The nine baobab tree species (Adansonia spp.) Grow in low-lying, arid regions of Africa, Madagascar or Australia. The deciduous trees can become massive, with the larger species reaching 80 feet in height and 40 feet in back width. A baobab is sometimes referred to as the “upside down tree” because when bare, its crown looks like a root system. Although baobabs’ smooth bark does not enable the trees’ ages to be discerned by counting rings in their trunks, carbon dating has put some specimens at over 1,000 years old. The trees’ blossoms are pollinated by bats, insects and mouse lemurs, based on in which the trees grow.

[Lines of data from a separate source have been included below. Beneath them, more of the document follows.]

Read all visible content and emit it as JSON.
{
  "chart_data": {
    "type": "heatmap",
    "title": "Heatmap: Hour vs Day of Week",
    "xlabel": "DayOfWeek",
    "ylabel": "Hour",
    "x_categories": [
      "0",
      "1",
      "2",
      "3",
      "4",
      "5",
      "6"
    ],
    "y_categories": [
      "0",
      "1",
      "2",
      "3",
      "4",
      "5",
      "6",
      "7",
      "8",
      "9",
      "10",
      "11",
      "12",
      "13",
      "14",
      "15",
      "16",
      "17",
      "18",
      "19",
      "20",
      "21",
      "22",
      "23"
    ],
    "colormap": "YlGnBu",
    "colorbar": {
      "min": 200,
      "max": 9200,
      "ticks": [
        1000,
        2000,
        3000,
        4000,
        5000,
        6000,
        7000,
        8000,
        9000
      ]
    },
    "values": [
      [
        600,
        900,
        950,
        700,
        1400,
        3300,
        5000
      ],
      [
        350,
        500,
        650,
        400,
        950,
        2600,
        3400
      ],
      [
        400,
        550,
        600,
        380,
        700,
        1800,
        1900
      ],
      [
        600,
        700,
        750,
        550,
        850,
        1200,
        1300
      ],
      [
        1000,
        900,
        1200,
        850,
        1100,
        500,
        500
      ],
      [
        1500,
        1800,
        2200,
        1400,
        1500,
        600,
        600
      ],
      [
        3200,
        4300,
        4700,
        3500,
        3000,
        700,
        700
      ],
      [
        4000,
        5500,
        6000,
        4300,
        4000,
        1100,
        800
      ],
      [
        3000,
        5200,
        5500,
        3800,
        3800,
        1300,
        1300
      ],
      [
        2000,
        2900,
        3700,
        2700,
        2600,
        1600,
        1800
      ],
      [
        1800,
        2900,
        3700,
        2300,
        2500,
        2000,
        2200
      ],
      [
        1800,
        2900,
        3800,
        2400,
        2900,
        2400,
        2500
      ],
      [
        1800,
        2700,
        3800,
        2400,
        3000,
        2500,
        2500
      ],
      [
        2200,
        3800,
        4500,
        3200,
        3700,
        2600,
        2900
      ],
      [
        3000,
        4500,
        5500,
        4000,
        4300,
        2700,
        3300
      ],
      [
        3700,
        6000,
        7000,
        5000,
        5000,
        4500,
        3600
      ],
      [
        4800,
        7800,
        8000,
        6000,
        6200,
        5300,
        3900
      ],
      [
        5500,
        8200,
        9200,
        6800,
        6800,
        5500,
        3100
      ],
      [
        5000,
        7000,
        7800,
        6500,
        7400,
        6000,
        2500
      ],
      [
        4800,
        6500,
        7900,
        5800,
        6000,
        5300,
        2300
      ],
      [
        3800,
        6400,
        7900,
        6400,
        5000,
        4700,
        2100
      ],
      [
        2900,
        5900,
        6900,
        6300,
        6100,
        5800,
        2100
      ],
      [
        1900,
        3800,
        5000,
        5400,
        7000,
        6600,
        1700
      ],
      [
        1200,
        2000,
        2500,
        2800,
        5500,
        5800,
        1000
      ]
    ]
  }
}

All baobab trees have flowers which open during the night and fall within a day. The species commonly known as African baobab (Adansonia digitata) contains big, white flowers which can reach 5 inches in diameter. Each blossom’s around, thick petals surround a mass of purplish stamens. African baobab is hardy in U.S. Department of Agriculture plant hardiness zones 10b through 11. The six baobab species in Madagascar have flowers which range in color from white to yellow and orange, and the blooms are usually smaller than those of African baobab. Two species in Madagascar have pendulous blossoms while four have flowers with long, cylindrical petals. All species from the Adansonia genus sport blossoms which have copious quantities of nectar and strong aromas.
Pollination of African Baobab
Many species of fruit bats are the main pollinators of African baobab. The large blooms are well-suited to bat pollination since they are big enough to support a bat while it laps nectar. The flowers grow on long stalks at the end of branches, where bats can reach them easily. Since few blossoms are open at one time, bats must move from tree to tree, which promotes cross-pollination.
Pollination of Madagascar Baobabs
Madagascar baobabs are pollinated mainly by mouse lemurs and hawk moths. Mouse lemurs, which will be the world’s smallest primates, emerge after hibernation to feast on the nectar of baobab trees’ flowers. Hawk moths feed the baobabs’ nectar, also, and spread the trees’ pollen. The mouse lemurs, however, catch and consume feeding moths.
Pollination of Baobab Down Under
Australian bottle tree (Adansonia gregorii) is the single species of baobab native to Australia. It is quite much like African baobab genetically, but its flowers are very long and cylindrical rather than around and pendulous. Although bats visit Australian bottle tree and feed its flowers’ nectar, hawk moths would be the tree’s main pollinators. The cylindrical shape of the blossoms are more suited to moths and other insects than to bats. Australian bottle tree is hardy in USDA zone 11.